The road to the white box of the Midi painter

American artists complain that the Japanese animation industry is not done by people

Determined to pursue a career in Japanese animation, American animator Henry Thurlow moved to Tokyo in pursuit of his dream, and it took him four years to finally get the job he coveted as an animator from a studio. Unexpectedly, the working environment offered by the company was very different from what he expected, and in an interview with the media Buzzfeed, Thurlow compared himself to slave labor, saying that he really couldn't accept the cheap salary of $25 a week:

"Let me be clear first: this (referring to Japanese animators) can no longer be said to be a "hard job" and is simply a "demanding industry that cannot be legally tolerated". They give far less than the minimum wage, and employees until they vomit at work, and even have to go to the hospital to buy medicine. Not only do you have to be on hand before the deadline, but we also have to deal with not having a day off for more than a month when we get to the end of the deadline, and then you have to go back to the standard 10-hour workday, 6 days a week. No one chats at work, doesn't meet for lunch or anything, and colleagues just sit in their seats and do things silently, without the slightest thought of changing the working environment. ”

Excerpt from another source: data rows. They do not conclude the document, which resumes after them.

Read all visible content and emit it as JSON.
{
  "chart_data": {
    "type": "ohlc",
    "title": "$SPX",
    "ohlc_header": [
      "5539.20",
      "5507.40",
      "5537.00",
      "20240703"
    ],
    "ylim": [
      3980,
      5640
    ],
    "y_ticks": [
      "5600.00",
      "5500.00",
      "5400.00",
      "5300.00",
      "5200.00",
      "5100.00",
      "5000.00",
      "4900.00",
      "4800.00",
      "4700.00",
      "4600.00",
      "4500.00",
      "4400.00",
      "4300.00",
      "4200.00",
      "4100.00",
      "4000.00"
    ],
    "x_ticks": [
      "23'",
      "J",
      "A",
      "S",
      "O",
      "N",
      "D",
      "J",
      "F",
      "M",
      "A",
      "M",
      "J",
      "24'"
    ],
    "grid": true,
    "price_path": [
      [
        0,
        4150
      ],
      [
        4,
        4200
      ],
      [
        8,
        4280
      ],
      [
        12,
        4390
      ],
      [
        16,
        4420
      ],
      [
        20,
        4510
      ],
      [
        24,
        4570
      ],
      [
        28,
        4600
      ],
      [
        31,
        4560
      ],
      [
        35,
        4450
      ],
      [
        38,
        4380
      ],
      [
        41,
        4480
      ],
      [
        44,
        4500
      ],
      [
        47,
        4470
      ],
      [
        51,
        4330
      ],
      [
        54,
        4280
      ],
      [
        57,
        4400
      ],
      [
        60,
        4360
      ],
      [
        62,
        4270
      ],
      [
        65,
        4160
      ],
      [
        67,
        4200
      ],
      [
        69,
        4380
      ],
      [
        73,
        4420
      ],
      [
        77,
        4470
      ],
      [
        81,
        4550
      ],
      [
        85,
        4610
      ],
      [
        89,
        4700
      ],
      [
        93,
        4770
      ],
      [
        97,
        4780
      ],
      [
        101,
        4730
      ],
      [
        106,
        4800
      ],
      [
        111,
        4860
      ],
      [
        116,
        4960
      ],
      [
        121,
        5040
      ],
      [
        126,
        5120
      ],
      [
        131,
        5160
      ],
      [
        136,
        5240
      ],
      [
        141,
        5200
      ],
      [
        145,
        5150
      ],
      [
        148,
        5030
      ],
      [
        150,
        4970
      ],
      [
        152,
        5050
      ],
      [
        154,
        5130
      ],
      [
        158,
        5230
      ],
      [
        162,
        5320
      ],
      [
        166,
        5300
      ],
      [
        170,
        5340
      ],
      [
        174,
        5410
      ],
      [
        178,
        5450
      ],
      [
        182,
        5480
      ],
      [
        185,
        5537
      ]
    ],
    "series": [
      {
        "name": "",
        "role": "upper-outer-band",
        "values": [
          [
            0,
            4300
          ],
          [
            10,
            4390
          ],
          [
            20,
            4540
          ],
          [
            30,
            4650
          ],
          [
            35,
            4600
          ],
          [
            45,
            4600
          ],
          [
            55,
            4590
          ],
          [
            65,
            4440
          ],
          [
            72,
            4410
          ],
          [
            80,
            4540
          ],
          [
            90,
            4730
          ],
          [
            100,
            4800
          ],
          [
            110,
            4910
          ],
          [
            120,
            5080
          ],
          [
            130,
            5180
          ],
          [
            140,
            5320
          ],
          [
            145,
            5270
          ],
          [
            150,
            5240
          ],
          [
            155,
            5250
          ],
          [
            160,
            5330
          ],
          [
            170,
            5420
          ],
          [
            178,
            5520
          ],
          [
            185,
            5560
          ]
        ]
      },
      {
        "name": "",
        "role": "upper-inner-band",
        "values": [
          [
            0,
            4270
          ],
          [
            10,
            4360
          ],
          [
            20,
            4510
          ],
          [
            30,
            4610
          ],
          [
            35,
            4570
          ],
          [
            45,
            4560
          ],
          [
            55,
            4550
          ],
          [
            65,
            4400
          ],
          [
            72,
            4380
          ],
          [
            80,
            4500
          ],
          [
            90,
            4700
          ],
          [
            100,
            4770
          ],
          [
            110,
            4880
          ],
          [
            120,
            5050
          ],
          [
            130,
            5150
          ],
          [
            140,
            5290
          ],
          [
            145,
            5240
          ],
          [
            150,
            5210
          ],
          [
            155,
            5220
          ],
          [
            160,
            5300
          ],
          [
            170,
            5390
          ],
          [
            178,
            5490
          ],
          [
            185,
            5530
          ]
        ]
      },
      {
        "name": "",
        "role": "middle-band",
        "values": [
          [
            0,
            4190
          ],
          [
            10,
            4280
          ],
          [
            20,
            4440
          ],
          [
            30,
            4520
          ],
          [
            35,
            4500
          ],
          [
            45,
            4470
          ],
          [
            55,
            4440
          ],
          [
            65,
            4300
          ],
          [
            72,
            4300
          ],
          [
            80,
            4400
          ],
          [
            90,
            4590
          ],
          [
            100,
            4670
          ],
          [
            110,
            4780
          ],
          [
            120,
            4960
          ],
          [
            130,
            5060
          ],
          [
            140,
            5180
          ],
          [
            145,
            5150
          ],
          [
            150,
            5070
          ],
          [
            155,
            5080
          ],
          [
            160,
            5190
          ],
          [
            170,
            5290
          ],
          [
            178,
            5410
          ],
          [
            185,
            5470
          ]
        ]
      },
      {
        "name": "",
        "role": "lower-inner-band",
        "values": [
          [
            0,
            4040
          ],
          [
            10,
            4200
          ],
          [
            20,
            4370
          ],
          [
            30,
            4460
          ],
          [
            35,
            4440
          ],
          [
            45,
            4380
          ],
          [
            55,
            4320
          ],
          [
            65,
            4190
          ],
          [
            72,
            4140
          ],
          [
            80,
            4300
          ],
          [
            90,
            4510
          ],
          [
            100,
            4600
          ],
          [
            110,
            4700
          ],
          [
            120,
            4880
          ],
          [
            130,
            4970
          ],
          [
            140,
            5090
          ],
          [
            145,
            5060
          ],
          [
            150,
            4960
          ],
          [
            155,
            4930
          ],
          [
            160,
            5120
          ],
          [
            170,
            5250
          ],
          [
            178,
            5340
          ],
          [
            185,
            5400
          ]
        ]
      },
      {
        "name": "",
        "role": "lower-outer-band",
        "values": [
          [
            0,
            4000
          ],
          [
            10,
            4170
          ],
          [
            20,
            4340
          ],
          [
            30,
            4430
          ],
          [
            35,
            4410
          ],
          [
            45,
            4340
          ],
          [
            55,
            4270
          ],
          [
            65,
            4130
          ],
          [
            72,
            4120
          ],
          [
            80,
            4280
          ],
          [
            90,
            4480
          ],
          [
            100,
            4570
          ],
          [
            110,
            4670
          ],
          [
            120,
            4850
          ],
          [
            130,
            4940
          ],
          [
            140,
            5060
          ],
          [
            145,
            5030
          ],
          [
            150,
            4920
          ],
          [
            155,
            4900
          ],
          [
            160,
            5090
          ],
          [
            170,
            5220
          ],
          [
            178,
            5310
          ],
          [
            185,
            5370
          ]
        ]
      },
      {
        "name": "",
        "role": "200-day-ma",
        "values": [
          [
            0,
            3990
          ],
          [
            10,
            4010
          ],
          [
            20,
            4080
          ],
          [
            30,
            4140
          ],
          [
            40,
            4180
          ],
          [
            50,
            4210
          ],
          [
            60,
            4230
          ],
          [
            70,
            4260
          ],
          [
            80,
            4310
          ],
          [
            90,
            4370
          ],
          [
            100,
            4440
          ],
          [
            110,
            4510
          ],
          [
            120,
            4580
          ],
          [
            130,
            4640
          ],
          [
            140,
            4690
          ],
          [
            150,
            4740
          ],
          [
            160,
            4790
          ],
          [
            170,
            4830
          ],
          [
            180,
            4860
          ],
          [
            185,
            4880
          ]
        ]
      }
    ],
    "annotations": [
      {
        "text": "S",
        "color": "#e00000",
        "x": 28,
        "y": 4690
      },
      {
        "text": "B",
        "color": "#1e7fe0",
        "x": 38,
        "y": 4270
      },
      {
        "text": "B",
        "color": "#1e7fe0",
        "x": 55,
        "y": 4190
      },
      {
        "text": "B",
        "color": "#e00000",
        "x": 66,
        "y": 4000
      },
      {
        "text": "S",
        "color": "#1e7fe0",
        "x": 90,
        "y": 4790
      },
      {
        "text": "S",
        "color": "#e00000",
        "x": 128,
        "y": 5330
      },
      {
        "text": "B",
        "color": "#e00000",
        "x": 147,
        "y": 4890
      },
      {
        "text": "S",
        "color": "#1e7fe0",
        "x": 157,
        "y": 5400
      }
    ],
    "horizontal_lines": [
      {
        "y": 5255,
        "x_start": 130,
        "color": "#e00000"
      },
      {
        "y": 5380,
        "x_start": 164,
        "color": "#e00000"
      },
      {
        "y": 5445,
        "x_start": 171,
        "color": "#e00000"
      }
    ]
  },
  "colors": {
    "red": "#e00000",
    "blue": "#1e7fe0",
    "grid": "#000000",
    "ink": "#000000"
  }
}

According to Thurlow's description, he spent three times in the hospital for overwork or discomfort during his time at Nakamura-Productions and PierrotStudios, and surprisingly, Thurlow found these work experiences to be rare and valuable, because he believed that as a creative worker, The job I have been exposed to in Japan is still more satisfactory than in the United States:

"When I worked as an animator in New York, I was paid enough to afford a place to live and have extra money to buy what I wanted, which is called "livealife", but my love of art was never satisfied, because I couldn't produce high-quality animation or well-known series through my work. Now, even though my life is so bad that I can only describe it as horrific, the soul of the artist in my heart can be fully satisfied. ”

Thurlow explained in more detail the cheap treatment of Japanese animation studios in the "Ask Me Anything" section of the Reddit forum (AMA):

The amount of money you can make varies from day to day, depending on how many pictures you can draw that day. On Mondays, I might pick out a stack of drawings and make corrections (adding special effects that other animators had forgotten to draw, or glowing effects like "air"), so that I could draw 40 drawings at the end of the job, and even earn more than $150 a day, depending on the price of the work. From Tuesday to Thursday, I might have to work on the intricate close-ups of Tokyo (which, by side mention, it was really fun), but as a result, I was only able to draw about five pictures a day during that time, and I was only paid about $12 a day. I was getting about $1,000 a month at Pierrot, but I was only making $300 a month at the "sweatshop" where I used to work.